Perseverance’s life expectancy is now estimated to be long enough for the rover to deliver its haul to the sample retrieval lander on its own. But if it seems like Perseverance might bite the dust sooner than expected, it can still heave its cache onto the planet’s surface—and that’s when the helicopters would get to work, flitting back and forth to pick up the rock-filled tubes and deposit them in their ride home.

It’s not yet clear how much money the mission redesign will save, although sending one lander is undeniably less expensive than sending two. But axing the fetch rover in favour of the marscopters wouldn’t have been considered possible without the fruitful, ongoing adventures of Ingenuity.

The four-pound helicopter was initially designed as a tech demo—a test of whether it might make sense to operate aircraft on Mars in the future. To achieve its goal, Ingenuity needed to fly only three test flights, a series of increasingly longer hops culminating in an 80 second-long jaunt.

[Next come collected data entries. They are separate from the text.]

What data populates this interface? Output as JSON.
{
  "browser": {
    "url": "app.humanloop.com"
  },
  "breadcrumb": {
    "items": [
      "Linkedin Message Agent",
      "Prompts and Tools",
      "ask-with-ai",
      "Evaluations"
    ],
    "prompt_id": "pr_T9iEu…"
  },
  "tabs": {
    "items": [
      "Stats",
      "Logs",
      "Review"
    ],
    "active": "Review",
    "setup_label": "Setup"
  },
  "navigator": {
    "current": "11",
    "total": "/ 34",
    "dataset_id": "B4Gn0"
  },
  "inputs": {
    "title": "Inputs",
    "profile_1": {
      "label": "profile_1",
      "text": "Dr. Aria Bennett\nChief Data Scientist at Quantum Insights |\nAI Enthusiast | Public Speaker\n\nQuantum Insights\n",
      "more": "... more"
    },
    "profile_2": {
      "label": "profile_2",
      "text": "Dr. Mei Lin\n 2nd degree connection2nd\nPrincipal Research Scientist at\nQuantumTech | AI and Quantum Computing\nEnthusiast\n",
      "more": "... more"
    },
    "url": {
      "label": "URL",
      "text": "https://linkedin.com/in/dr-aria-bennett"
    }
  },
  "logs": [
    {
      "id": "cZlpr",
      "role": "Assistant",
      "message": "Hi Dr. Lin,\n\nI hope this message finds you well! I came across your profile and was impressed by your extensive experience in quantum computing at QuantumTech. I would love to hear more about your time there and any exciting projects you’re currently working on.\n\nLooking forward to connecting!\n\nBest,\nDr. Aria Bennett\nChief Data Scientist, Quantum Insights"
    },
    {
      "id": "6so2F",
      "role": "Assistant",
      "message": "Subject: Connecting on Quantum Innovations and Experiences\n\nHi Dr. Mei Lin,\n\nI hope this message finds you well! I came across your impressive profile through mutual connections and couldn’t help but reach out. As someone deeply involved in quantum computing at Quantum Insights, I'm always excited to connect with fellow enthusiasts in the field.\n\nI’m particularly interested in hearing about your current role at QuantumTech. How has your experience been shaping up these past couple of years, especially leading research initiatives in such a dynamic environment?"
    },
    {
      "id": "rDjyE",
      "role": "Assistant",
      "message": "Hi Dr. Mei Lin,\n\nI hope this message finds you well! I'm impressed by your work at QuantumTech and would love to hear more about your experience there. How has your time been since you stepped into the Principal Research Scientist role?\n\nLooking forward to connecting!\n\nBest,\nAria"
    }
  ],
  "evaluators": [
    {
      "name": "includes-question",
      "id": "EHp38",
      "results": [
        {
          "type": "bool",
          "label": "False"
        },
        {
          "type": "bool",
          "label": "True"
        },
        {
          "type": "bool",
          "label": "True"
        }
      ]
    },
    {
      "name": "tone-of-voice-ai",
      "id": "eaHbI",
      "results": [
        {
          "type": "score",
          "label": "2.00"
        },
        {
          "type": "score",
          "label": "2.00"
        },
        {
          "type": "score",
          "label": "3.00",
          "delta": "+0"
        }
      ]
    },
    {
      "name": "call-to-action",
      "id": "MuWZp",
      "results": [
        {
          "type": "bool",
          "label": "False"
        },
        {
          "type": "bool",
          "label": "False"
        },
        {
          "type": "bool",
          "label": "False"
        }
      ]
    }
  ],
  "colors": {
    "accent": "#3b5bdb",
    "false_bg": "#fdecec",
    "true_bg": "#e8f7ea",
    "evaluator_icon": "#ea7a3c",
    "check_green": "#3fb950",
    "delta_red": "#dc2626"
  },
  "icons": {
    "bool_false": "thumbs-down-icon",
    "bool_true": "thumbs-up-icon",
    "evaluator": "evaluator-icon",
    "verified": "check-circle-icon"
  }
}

But since its first flight in April 2021, Ingenuity has spent more than 55 minutes aloft. It has completed 29 flights, covered more than four miles, snapped some cool photos, and helped the team at JPL steer Perseverance through some treacherous terrain. Ingenuity has been grounded since mid-June due to the harsh Martian winter—it was designed to operate in the spring, with the batteries and insulation needed for that season—but the team hopes the spacecraft will pull through and resume flights in the next couple months.

“We built this thing to survive one month. And it survives for a year and a half—that’s remarkable,” says Tzanetos, the Ingenuity team lead. “When the question came, Can we support sample return with helicopters? We were able to say, Yes. Yes we can.”

“We’ll have a small little fleet of aircraft at Mars,” he adds. “It’s like drinking from a firehose in terms of: Wow, now we have a mission on our hands today–we gotta get going.”

Editor's Note: This story has been updated to add Meenakshi Wadhwa's position on the chances for life currently active deep on Mars.